The following diagrams are from the supporting guidelines and will help show you how to first go about creating an IEP for a child who needs additional help of some sort. All types of support plans are individualised plans.

The suggestions, recommendations, and ideas in this handbook are all related to approaches based on the continuum of support. Before consulting with this handbook it is important you have knowledge of this continuum as well as the child's IEP.

Guidelines for this planning and monitoring can be found in circular 13/17 and the accompanying guidelines mentioned previously. We advise you to consult these for general support, information, and when queries arise.
p. 7- 8
Findings from research carried out on newly qualified teachers (NQT) for the NCSE further supported our rationale for creating this handbook specifically for NQTs. The research suggests that NQTs can experience a 'reality shock' in their first year and this shock can result in lower levels of confidence and less positive attitudes towards meeting the needs of all learners (Hick et al, 2019). NQTs seek additional support for inclusive education (Hick et al, 2019). Therefore, this resource aims to provide appropriate support and guidelines for NQTs, to facilitate greater confidence in using a range of teaching approaches that will promote learning and participation such as adapting their communication strategies with pupils (Hick et al, 2019). We hope that this resource will support NQTs if they have an autistic non verbal child in their class to make the adaptations necessary to include them in their teaching and learning.
With the increase in the number of Special classes for autistic learners, and the necessity to promote greater linkages with mainstream classes, there is an onus on teachers to have greater knowledge and skills in meeting the needs of autistic learners, particularly those who are non verbal.
Our teaching experience was a huge motivator for the creation of this handbook. Although each of us have experience teaching in different locations, the common feeling that underpinned each of our experiences was a desire to learn more about communicating with and teaching autistic, non-verbal children. We were all very lucky to gain experience working with non-verbal autistic children in our time on school placement, and for most of us this was the first time we had the opportunity of doing so. 

We all shared positive experiences of working with the children and we felt that we had formed very strong bonds with them. We also noticed the emotional impact it had on the children when they were struggling to express themselves, with these emotions of frustration and self-doubt often resulting in outbursts or tears. 

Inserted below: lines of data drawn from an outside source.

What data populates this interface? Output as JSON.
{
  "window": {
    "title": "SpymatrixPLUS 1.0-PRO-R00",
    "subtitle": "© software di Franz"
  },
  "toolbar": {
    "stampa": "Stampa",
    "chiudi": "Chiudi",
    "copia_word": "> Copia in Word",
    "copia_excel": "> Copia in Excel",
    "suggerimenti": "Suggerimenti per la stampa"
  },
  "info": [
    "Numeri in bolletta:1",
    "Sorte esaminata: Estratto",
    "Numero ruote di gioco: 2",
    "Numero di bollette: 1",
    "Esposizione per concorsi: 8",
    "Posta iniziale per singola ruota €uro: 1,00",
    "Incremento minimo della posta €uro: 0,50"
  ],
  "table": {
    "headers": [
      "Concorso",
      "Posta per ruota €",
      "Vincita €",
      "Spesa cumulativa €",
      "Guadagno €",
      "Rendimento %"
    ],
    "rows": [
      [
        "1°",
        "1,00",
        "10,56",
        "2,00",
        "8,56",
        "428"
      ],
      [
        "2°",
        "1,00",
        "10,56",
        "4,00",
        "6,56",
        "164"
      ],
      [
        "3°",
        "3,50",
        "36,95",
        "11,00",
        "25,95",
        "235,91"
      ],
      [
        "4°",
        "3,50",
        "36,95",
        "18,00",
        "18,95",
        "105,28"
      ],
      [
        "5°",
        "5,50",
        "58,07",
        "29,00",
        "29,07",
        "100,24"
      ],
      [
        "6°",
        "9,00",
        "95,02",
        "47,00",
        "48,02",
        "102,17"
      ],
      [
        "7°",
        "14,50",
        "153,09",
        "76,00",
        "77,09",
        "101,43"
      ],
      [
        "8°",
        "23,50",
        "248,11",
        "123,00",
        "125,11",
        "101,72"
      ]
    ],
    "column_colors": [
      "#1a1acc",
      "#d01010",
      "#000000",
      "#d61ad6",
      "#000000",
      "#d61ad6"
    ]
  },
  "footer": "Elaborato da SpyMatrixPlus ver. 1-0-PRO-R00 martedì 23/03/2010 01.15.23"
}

From this experience we agreed that we would like to research more on best practice when teaching non-verbal autistic children so that we can feel more confident in our abilities to support them as an inclusive learner and foster their holistic development We know that for autistic children, and especially those who are non-verbal, “the language deficit is so disabling, and the acquisition of language so important for outcomes” (Rogers et al, 2006 p.1007). These children deserve teachers who will commit to providing them with every opportunity to communicate with confidence, develop close relationships with their peers and teachers, and express their thoughts and ideas without struggle. The following handbook will be of great use to you to in accomplishing this.